Der Ausstieg war frei. Er musste nur noch warten und aussteigen. Maria konnte er anrufen, sobald er die Sperre hinter sich gelassen hatte. Siehst du, hörte er sie schon feixen, was habe ich dir gesagt? Ganz einfach. Halt, dachte er, noch bin ich nicht da. Es ist definitiv besser, davon auszugehen, dass noch was dazwischenkommt.

Plötzlich wurde es dunkel. Der Wagen tauchte ab. Bis zu den unterirdischen Bahnsteigen des Bahnhofs konnte es nicht mehr weit sein. Nanao verstärkte den Griff um den Koffer und sah sinnloserweise noch einmal auf die Uhr.

Sein Gesicht spiegelte sich im Türfenster. Selbst er fand, dass man ihm das Pech förmlich ansah. Seine Ex-Freundinnen hatten vielleicht nicht ganz unrecht gehabt. »Seit ich mit dir zusammen bin, verliere ich dauernd mein Portemonnaie«, hatten sie gesagt. Oder: »Ich habe vorher nie so viele Fehler gemacht.« Oder: »Jetzt gehen meine Pickel gar nicht mehr weg.« Er hatte immer widersprochen, aber wer weiß, vielleicht war ja doch was dran.

Das Pfeifen des Zuges nahm ab. Der Ausstieg war in Fahrtrichtung links. Jenseits der Tür wurde es wieder hell. Wie aus dem Nichts tauchte der Bahnsteig auf. Fahrgäste zogen vorbei. Treppen, Bänke, Anzeigetafeln.

Nanao, den Blick starr auf die Tür gerichtet, hatte acht, dass sich von hinten niemand näherte. Auf Ärger mit dem Kofferträger konnte er verzichten. Der Zug rollte aus. Einmal in seinem Leben hatte Nanao im Kasino Roulette gespielt. Daran musste er jetzt denken.
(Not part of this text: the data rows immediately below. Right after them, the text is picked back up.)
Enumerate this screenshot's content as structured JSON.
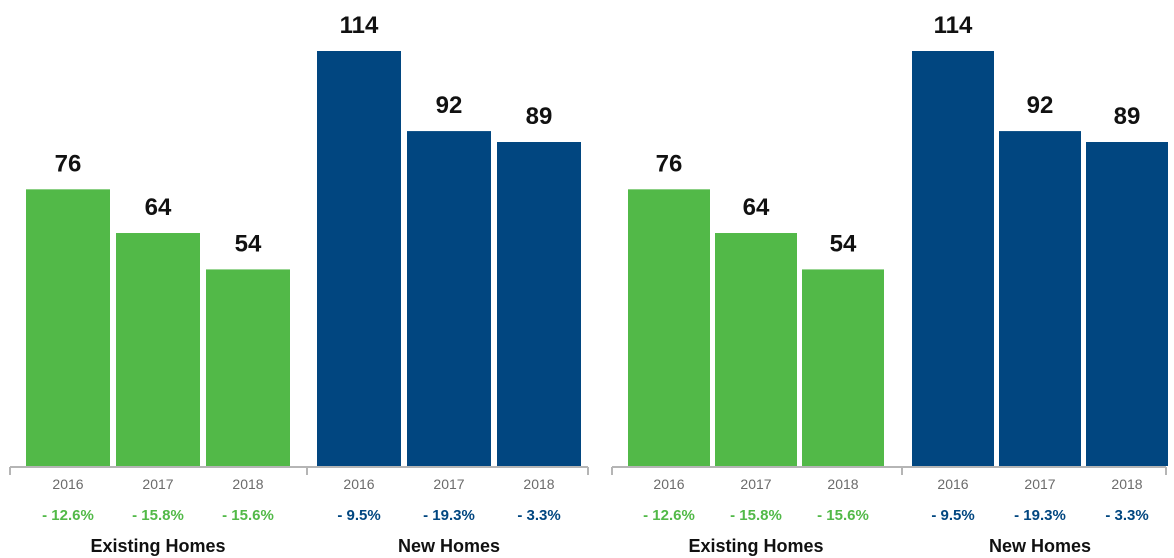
{
  "chart_data": [
    {
      "type": "bar",
      "groups": [
        {
          "name": "Existing Homes",
          "color": "#52b948",
          "categories": [
            "2016",
            "2017",
            "2018"
          ],
          "values": [
            76,
            64,
            54
          ],
          "changes": [
            "- 12.6%",
            "- 15.8%",
            "- 15.6%"
          ]
        },
        {
          "name": "New Homes",
          "color": "#014680",
          "categories": [
            "2016",
            "2017",
            "2018"
          ],
          "values": [
            114,
            92,
            89
          ],
          "changes": [
            "- 9.5%",
            "- 19.3%",
            "- 3.3%"
          ]
        }
      ],
      "ylim": [
        0,
        114
      ]
    },
    {
      "type": "bar",
      "groups": [
        {
          "name": "Existing Homes",
          "color": "#52b948",
          "categories": [
            "2016",
            "2017",
            "2018"
          ],
          "values": [
            76,
            64,
            54
          ],
          "changes": [
            "- 12.6%",
            "- 15.8%",
            "- 15.6%"
          ]
        },
        {
          "name": "New Homes",
          "color": "#014680",
          "categories": [
            "2016",
            "2017",
            "2018"
          ],
          "values": [
            114,
            92,
            89
          ],
          "changes": [
            "- 9.5%",
            "- 19.3%",
            "- 3.3%"
          ]
        }
      ],
      "ylim": [
        0,
        114
      ]
    }
  ],
  "colors": {
    "axis": "#b5b5b5",
    "year_text": "#6b6b6b",
    "value_text": "#111111"
  }
}
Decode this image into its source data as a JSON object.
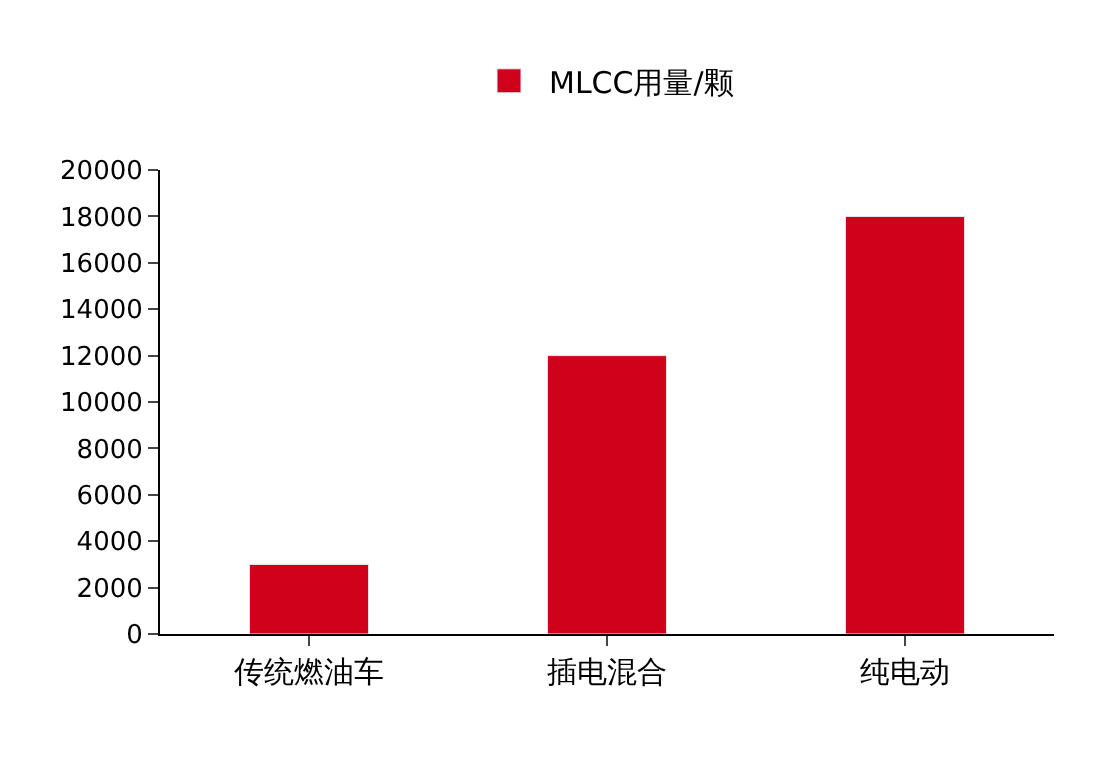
{
  "chart_data": {
    "type": "bar",
    "categories": [
      "传统燃油车",
      "插电混合",
      "纯电动"
    ],
    "series": [
      {
        "name": "MLCC用量/颗",
        "color": "#d0021b",
        "values": [
          3000,
          12000,
          18000
        ]
      }
    ],
    "ylim": [
      0,
      20000
    ],
    "yticks": [
      0,
      2000,
      4000,
      6000,
      8000,
      10000,
      12000,
      14000,
      16000,
      18000,
      20000
    ],
    "grid": false,
    "legend": "top"
  }
}
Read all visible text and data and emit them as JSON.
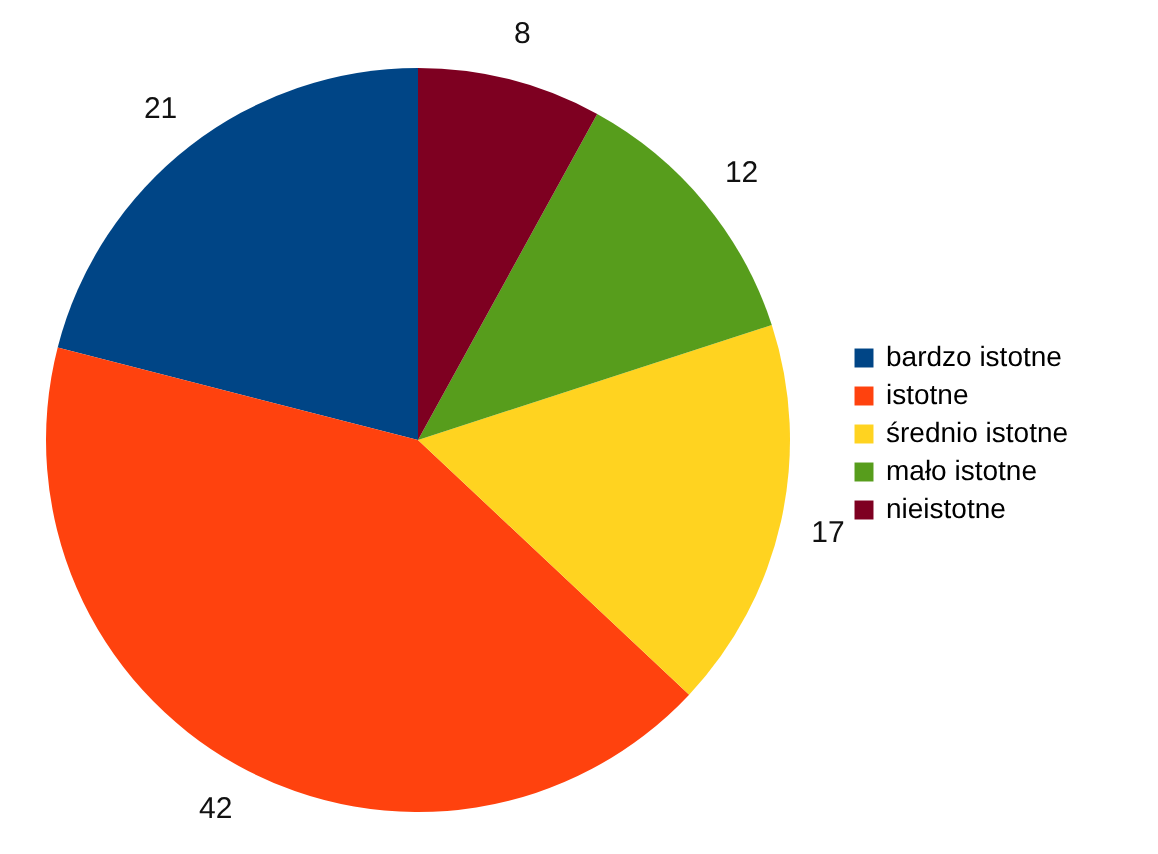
{
  "chart_data": {
    "type": "pie",
    "categories": [
      "bardzo istotne",
      "istotne",
      "średnio istotne",
      "mało istotne",
      "nieistotne"
    ],
    "values": [
      21,
      42,
      17,
      12,
      8
    ],
    "colors": [
      "#004586",
      "#ff420e",
      "#ffd320",
      "#579d1c",
      "#7e0021"
    ],
    "data_labels": true,
    "legend": "right"
  }
}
An das aufreizend langsame Falle-ich-oder-falle-ich-nicht der Kugel. Genau so rollte der Zug. Als könnte er sich nicht entscheiden, wo er zum Halt kommen soll. Schließlich blieb er stehen.

Am Ausstieg wartete ein kleiner Mann mit Schiebermütze. Er sah aus wie ein Privatdetektiv aus dem Krimi. Der Zug stand, aber die Türen blieben zu. Nanao fühlte sich, als müsste er wie unter Wasser den Atem anhalten.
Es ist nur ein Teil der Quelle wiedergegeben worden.